Makes perfect sense.

Polyamory is next on the list of current sexual taboos up for cultural normalization, so you won't have to wait long for your preferred resolution. But are you comfortable with tossing the taboos that are going to get normalized after that? As I argued above, modern sexual ethics can't really justify continuing the taboos against incest and beastiality. If you have no problem with that, and feel like everything should be fair game, then this probably looks like progress to you.

My thoughts aren't as well researched and expressed as Wooly and Whiskey but I have to say government's involvement in marriage should be primarily motivated with building a strong family unit as the cornerstone to our society. In the traditional sense, procreation is the reason this unit is so important in passing on family values. Since SSM cannot naturally procreate, it runs counter to the most basic function of government's interest in marriage.

That's exactly right. The State became involved in marriage because it has a compelling interest in promoting a stable environment for the raising of children. Traditional marriage provided that. But marriage ceased being about child-rearing long ago, as indicated by the legislation of contraception and no-fault divorce. Now it's primarily about the sharing of property rights between couples; and there's no compelling reason for the State to be heavily involved in such arrangements. But Social Justice Warriors have found it to be to a powerful wedge issue for forcing cultural change, so I doubt the libertarian argument for "Getting Government Out of Marriage" will find much purchase.

Without children involved, I don't much care what people do in their "marriage". The stakes are drastically different, fully financial in nature as far as I can decipher. Just as prenup can void the property claims associated with marriage, people could just as easily contract to commit themselves to each other financially.

Of course. But it's apparently more convenient to radically redefine a core social institution for the benefit of certain minorities than to simply provide them with alternative means of achieving the same legal rights. SSM isn't about "rights" so much as it's about destroying taboos.

I just don't see it. The same argument could be made for any change to a law. IE we can't raise the speed limit to 75 MPH because then people will just drive 85 and we'll have to raise the speed limit again. Before you know there is no speed limit. The fear of what might happen down the road should not be a hindrance for doing (what I feel is) a good thing. You may be right, as you normally are, but I just don't think we're 20 years away from bare backing goats.

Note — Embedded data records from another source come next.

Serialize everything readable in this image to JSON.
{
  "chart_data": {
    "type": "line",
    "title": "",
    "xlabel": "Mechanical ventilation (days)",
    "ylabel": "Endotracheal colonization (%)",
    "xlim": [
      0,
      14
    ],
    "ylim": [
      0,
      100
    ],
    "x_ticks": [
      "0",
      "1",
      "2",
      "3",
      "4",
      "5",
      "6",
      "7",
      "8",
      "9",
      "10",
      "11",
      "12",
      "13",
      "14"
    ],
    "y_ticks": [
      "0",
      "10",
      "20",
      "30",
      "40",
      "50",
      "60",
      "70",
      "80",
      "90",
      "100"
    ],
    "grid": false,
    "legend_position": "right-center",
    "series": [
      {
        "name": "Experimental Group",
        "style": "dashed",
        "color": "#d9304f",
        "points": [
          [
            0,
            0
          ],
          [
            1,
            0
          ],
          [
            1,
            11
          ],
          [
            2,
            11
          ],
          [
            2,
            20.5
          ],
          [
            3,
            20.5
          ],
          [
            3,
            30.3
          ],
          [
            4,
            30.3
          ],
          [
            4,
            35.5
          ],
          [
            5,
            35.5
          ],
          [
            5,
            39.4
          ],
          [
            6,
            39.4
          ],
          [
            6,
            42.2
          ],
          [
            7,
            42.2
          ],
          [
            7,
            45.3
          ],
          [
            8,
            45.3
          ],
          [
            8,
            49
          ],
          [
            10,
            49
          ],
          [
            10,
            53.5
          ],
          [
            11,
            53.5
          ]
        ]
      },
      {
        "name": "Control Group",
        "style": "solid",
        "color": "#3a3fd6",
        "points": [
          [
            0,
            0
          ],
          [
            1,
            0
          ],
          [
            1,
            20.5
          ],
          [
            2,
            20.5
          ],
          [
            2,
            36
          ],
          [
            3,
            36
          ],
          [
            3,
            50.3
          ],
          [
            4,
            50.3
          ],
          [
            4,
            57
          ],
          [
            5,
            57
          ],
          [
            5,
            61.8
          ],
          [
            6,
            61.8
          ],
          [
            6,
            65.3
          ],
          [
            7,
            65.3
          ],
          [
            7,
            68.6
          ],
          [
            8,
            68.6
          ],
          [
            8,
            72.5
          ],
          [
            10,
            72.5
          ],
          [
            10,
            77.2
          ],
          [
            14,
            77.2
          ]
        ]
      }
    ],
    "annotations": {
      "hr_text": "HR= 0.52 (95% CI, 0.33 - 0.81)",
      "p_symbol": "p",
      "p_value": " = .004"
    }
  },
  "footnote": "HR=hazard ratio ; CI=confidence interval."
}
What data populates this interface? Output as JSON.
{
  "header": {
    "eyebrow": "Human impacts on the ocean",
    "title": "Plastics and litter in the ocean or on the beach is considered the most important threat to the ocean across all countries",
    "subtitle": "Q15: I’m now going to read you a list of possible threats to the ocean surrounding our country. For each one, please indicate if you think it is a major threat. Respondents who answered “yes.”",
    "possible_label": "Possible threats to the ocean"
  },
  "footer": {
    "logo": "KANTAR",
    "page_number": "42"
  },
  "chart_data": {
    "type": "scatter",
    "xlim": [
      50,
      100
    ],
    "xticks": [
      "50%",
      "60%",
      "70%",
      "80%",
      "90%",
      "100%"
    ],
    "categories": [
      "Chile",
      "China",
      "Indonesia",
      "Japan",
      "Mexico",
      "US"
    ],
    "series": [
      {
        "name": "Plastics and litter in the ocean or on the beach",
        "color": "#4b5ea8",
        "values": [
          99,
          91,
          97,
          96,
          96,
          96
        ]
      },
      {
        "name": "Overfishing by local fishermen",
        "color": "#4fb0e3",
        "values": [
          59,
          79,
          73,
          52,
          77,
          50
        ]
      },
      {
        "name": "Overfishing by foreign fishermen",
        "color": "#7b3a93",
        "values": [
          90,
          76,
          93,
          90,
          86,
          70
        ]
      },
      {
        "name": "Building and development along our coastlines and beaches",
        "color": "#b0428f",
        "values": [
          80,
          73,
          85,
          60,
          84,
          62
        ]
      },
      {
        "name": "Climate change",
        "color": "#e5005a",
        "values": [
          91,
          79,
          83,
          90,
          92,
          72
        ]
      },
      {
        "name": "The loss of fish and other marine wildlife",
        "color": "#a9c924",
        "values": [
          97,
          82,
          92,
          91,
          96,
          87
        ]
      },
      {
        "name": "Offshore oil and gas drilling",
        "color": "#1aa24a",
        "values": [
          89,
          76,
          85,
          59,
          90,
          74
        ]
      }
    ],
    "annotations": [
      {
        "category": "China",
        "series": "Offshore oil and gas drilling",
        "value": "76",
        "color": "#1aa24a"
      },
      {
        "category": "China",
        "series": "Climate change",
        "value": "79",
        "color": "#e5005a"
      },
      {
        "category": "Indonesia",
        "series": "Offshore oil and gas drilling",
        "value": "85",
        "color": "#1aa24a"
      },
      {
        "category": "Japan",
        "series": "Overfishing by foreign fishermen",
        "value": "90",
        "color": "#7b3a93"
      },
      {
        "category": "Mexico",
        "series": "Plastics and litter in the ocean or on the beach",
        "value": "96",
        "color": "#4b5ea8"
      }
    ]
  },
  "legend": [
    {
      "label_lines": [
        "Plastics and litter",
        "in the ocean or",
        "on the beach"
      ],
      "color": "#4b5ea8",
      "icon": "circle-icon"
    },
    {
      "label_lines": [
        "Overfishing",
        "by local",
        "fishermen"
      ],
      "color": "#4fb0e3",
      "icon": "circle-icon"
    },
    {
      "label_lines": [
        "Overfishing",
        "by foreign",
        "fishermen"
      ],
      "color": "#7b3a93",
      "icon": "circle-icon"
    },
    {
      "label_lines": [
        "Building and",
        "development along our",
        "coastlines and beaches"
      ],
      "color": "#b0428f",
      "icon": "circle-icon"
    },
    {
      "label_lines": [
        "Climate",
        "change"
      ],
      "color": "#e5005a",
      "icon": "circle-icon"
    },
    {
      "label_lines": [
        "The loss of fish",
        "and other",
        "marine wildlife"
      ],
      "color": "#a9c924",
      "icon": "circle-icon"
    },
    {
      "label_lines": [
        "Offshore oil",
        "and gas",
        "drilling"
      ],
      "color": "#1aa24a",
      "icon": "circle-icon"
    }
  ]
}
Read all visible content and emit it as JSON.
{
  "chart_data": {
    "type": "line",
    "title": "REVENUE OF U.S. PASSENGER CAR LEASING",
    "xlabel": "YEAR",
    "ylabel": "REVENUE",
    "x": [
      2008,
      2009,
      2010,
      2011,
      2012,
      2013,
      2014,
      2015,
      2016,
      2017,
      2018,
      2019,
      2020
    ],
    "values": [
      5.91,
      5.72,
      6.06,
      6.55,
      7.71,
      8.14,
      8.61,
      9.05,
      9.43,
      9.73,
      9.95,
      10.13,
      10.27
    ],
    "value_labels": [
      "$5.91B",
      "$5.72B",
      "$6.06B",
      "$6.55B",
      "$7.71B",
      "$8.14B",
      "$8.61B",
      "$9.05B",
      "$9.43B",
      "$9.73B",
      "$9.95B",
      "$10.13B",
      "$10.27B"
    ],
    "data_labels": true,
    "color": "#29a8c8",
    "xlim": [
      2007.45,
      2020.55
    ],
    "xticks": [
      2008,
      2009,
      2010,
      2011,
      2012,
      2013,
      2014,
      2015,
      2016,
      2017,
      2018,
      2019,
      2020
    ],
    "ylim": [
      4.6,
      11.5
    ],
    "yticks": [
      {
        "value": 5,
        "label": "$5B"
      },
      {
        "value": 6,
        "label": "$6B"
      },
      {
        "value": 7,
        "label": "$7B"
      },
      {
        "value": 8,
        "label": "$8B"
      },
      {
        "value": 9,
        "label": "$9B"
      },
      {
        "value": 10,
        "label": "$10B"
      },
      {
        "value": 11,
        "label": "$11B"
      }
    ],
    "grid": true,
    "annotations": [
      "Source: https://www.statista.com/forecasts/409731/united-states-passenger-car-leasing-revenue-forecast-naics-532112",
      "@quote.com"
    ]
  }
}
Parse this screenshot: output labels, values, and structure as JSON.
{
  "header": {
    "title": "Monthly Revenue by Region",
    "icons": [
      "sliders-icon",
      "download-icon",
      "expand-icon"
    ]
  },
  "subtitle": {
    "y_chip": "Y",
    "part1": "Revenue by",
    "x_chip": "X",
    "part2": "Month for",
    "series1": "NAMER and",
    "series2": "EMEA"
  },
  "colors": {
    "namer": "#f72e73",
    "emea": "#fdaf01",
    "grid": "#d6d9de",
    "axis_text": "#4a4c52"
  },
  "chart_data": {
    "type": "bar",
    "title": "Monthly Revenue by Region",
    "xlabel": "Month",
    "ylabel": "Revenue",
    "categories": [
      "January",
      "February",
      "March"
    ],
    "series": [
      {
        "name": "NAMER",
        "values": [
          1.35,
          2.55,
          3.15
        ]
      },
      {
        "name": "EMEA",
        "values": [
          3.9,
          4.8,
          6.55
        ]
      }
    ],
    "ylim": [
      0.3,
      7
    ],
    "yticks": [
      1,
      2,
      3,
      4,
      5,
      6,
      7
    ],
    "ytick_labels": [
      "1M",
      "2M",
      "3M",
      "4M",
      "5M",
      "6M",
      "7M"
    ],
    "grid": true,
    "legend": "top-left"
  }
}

Did you see the articles I linked above? There are now people vigorously advocating for polyamory, incest and even beastiality using the exact same arguments that supported SSM. And that's not to imply that SSM is the originating cause (or the start of the "slippery slope"), but one of many inevitable outcomes flowing from the reduction of marriage down to nothing more than a bundle of property rights.

I agree that we're not 20 years away from wide-spread incest and beastiality (though polyamory is coming on strong), but the speed with which we've discarded long-standing sexual taboos is telling. As a culture, we're not far off from believing that as long as it's between "consenting adults" (and both of those terms are always up for reinterpretation), it's good. Are you comfortable with that?